Wahrscheinlich bin ich die letzte, die auf diesem Planeten darüber schreibt (dafür möchte ich mich entschuldigen, denn ich habe das Buch geschenkt bekommen), aber ich will es trotzdem tun. Die Beschreibung des Inhalts, klaue ich von der Autorinnenseite:
„Wo gehen wir hin, wenn wir nicht wissen, wo wir herkommen – das ist die zentrale Frage in meiner Geschichte um Luisa, die Nacht für Nacht mit ihrem wachen und aufmerksamen kleinen Kind im Arm durch das schlafstille Haus geht. Da sind deutsche Adoptiveltern und eine serbische Mutter, eine Schwester, und irgendwo auch ein unbekannter türkischer Vater. Da ist ihre eigene kleine Familie mit Tom und einem kleinen Sohn – und diesem Kind, das niemals schläft.
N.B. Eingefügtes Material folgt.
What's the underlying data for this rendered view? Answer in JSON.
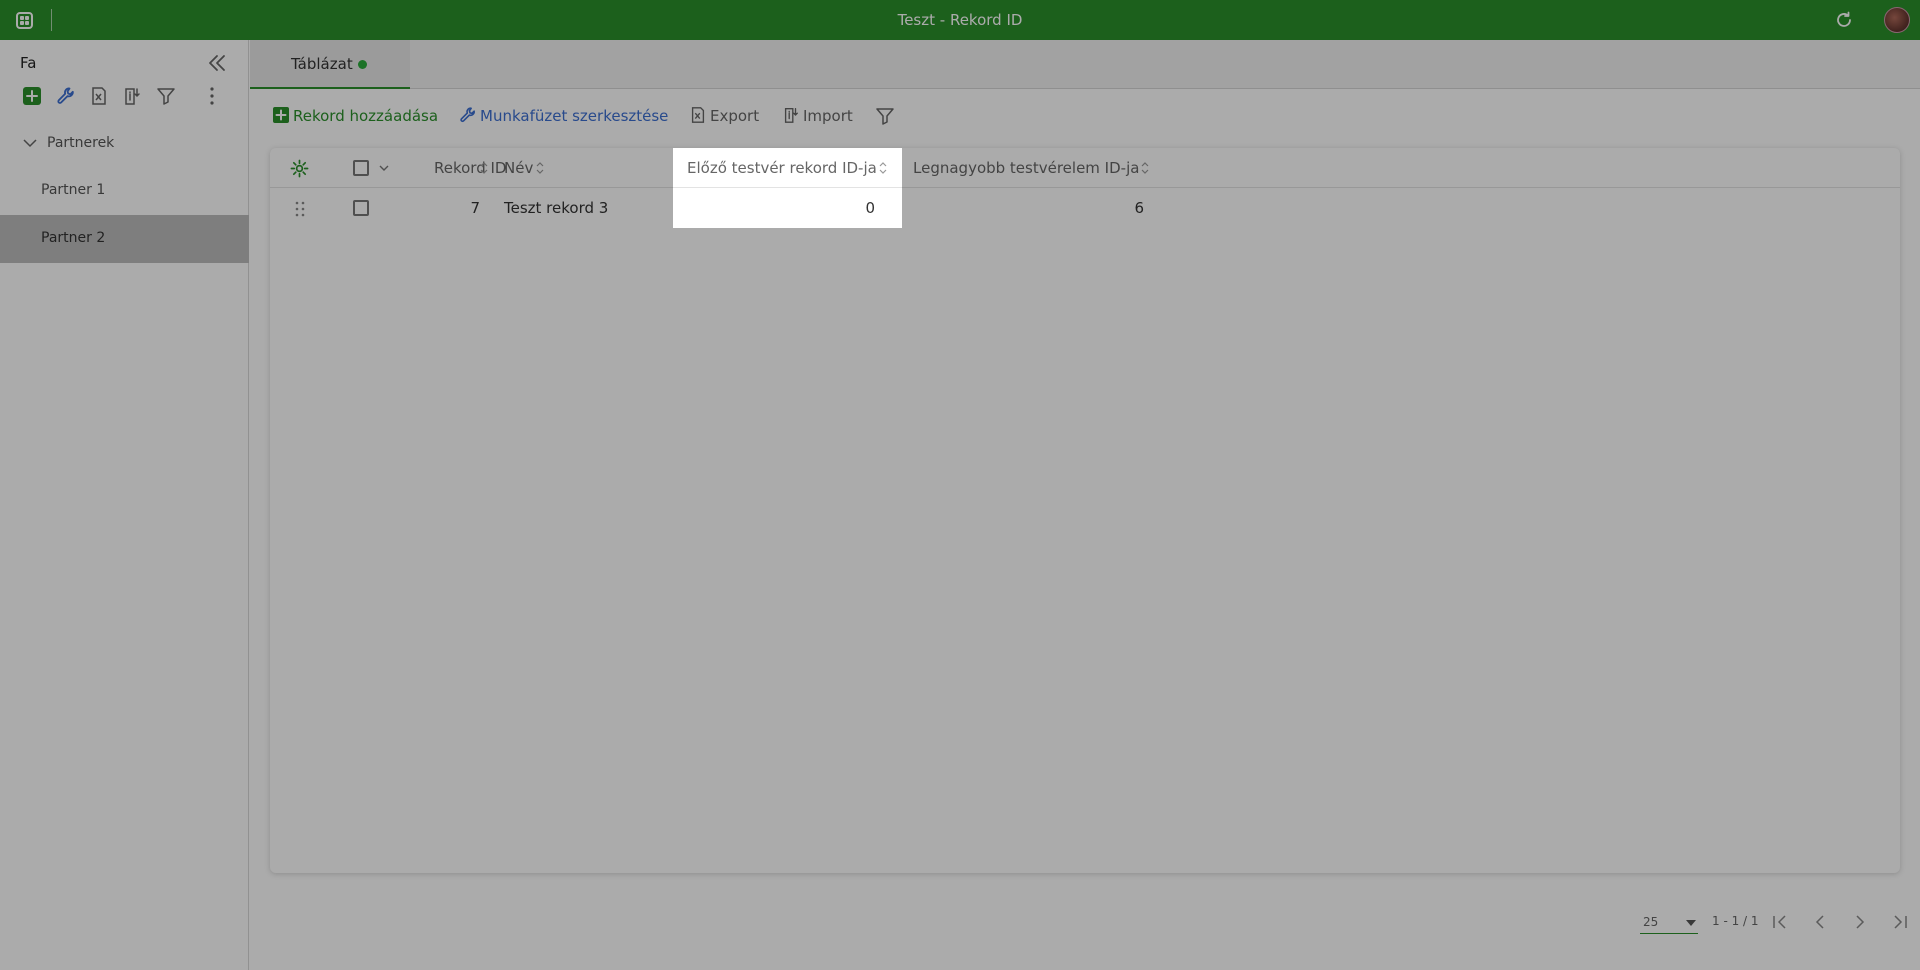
{
  "app": {
    "title": "Teszt - Rekord ID"
  },
  "sidebar": {
    "title": "Fa",
    "group_label": "Partnerek",
    "items": [
      {
        "label": "Partner 1",
        "selected": false
      },
      {
        "label": "Partner 2",
        "selected": true
      }
    ]
  },
  "tabs": [
    {
      "label": "Táblázat",
      "status_color": "#2bab3b"
    }
  ],
  "toolbar": {
    "add_record": "Rekord hozzáadása",
    "edit_workbook": "Munkafüzet szerkesztése",
    "export": "Export",
    "import": "Import"
  },
  "table": {
    "columns": {
      "record_id": "Rekord ID",
      "name": "Név",
      "prev_sibling_id": "Előző testvér rekord ID-ja",
      "largest_sibling_id": "Legnagyobb testvérelem ID-ja"
    },
    "rows": [
      {
        "record_id": "7",
        "name": "Teszt rekord 3",
        "prev_sibling_id": "0",
        "largest_sibling_id": "6"
      }
    ]
  },
  "pager": {
    "page_size": "25",
    "info": "1 - 1 / 1"
  },
  "colors": {
    "brand": "#2b8f2b",
    "link_blue": "#3d6fd1"
  }
}
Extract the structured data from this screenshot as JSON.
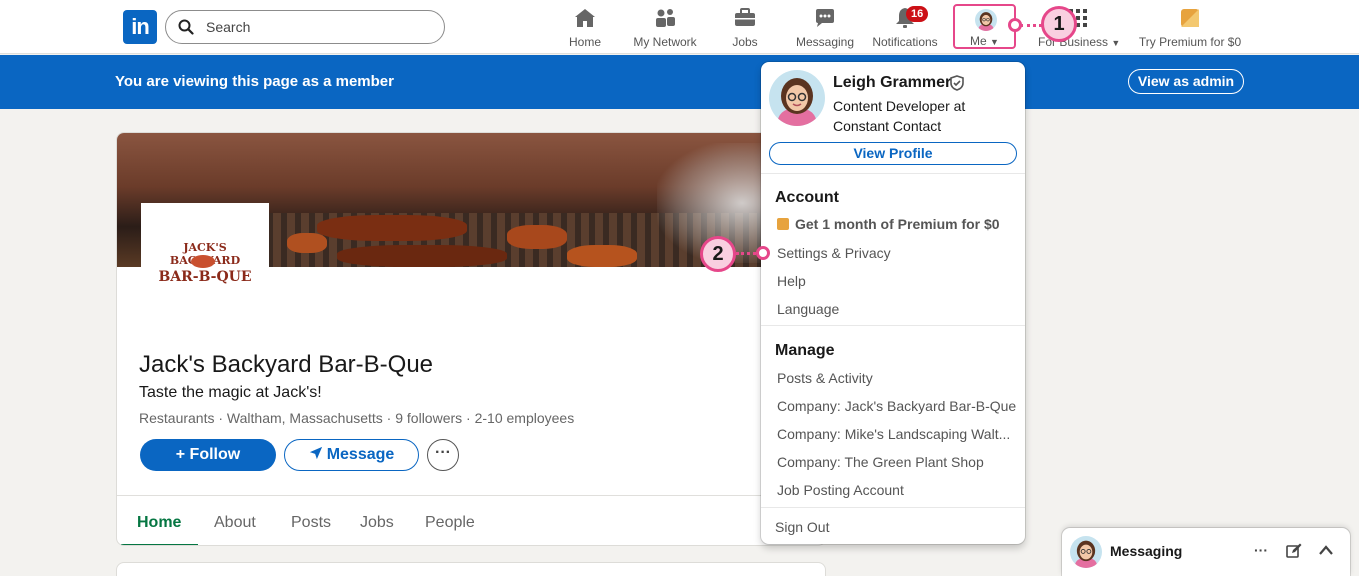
{
  "nav": {
    "logo": "in",
    "search_placeholder": "Search",
    "items": [
      {
        "label": "Home"
      },
      {
        "label": "My Network"
      },
      {
        "label": "Jobs"
      },
      {
        "label": "Messaging"
      },
      {
        "label": "Notifications",
        "badge": "16"
      }
    ],
    "me_label": "Me",
    "for_business_label": "For Business",
    "premium_label": "Try Premium for $0"
  },
  "callouts": {
    "one": "1",
    "two": "2"
  },
  "member_bar": {
    "text": "You are viewing this page as a member",
    "admin_button": "View as admin"
  },
  "company": {
    "logo_line1": "JACK'S BACKYARD",
    "logo_line2": "BAR-B-QUE",
    "name": "Jack's Backyard Bar-B-Que",
    "tagline": "Taste the magic at Jack's!",
    "meta_location": "Restaurants · Waltham, Massachusetts · 9 followers",
    "meta_employees": "2-10 employees",
    "follow_button": "+ Follow",
    "message_button": "Message",
    "more_button": "···",
    "tabs": [
      {
        "label": "Home"
      },
      {
        "label": "About"
      },
      {
        "label": "Posts"
      },
      {
        "label": "Jobs"
      },
      {
        "label": "People"
      }
    ]
  },
  "dropdown": {
    "name": "Leigh Grammer",
    "headline": "Content Developer at Constant Contact",
    "view_profile": "View Profile",
    "account_heading": "Account",
    "premium_item": "Get 1 month of Premium for $0",
    "account_items": [
      "Settings & Privacy",
      "Help",
      "Language"
    ],
    "manage_heading": "Manage",
    "manage_items": [
      "Posts & Activity",
      "Company: Jack's Backyard Bar-B-Que",
      "Company: Mike's Landscaping Walt...",
      "Company: The Green Plant Shop",
      "Job Posting Account"
    ],
    "sign_out": "Sign Out"
  },
  "messaging": {
    "label": "Messaging",
    "more": "···"
  },
  "colors": {
    "brand_blue": "#0a66c2",
    "callout_pink": "#e6478a",
    "active_tab_green": "#057642",
    "notification_red": "#cc1016"
  }
}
„Sie kann keine Wurzeln hier schlagen“ sagt der alte Dorfarzt und macht deutlich, dass Luisa sich um ihre kümmern muss, damit das Kind zur Ruhe kommen kann. Luisa macht sich auf den Weg, und erzählt uns und ihrem Kind in sieben Nächten, was sie gefunden hat. Sogar ein kleines Wunder kommt darin vor.„
Das Buch hat mich unglaublich gefesselt. Wir waren zelten und es war nicht gerade unanstrengend und obwohl ich wußte, dass zumindest unser jüngstes Kind pünktlich mit Sonnenaufgang gegen 6 Uhr erwachen würde, konnte ich nicht aufhören zu lesen und hatte das Buch in drei Tagen durch. Die Geschichte fand ich sehr berührend – auch in dem Sinne, in dem ich immer wieder kleine Anker in mein eigenes Leben finden konnte. Ich bin Gastarbeiterkind in der zweiten Generation und manchmal fühle ich mich so ganz und gar nicht deutsch – aber eben auch nicht italienisch – wie sollte ich, denn ich bin in Deutschland aufgewachsen und spreche nicht mal fließend italienisch. Für mich ist es nach wie vor unfassbar, wie mutig die Großelterngeneration war, nach dem Krieg nach Deutschland zu kommen. Mit einem Koffer – ohne ihre Lieben – kein Wort deutsch sprechend. Sie haben sich trotz der ganzen Anfeindungen eine Existenz aufgebaut.
Was mich neben dem Inhalt so mitgenommen hat, war die Schreibweise. In der Schule habe ich mich gefragt, woran man gute von schlechter Literatur unterscheiden könnte. Die objektiven Kriterien dafür kenne ich immer noch nicht, aber als ich „Suna“ las, ging mir auf, was gemeint ist. Gute Literatur ist einfach so geschrieben, dass die Sprache einen mitnimmt, dass sie nicht ein Hindernis ist, während sich die Geschichte entfaltet, sondern dass sie etwas wie ein Floß im Lesefluss ist. Sie begleitet und fühlt sich natürlich an, sie formt Gedankenbilder und ist Begleiterin. Genau das gelingt Pia Ziefle.
Deswegen: selbst wenn ihr wenig Zeit habt – Suna wird Euch nicht enttäuschen. Ich hoffe, Pia schreibt noch viele Bücher. Danke für das erste schon mal!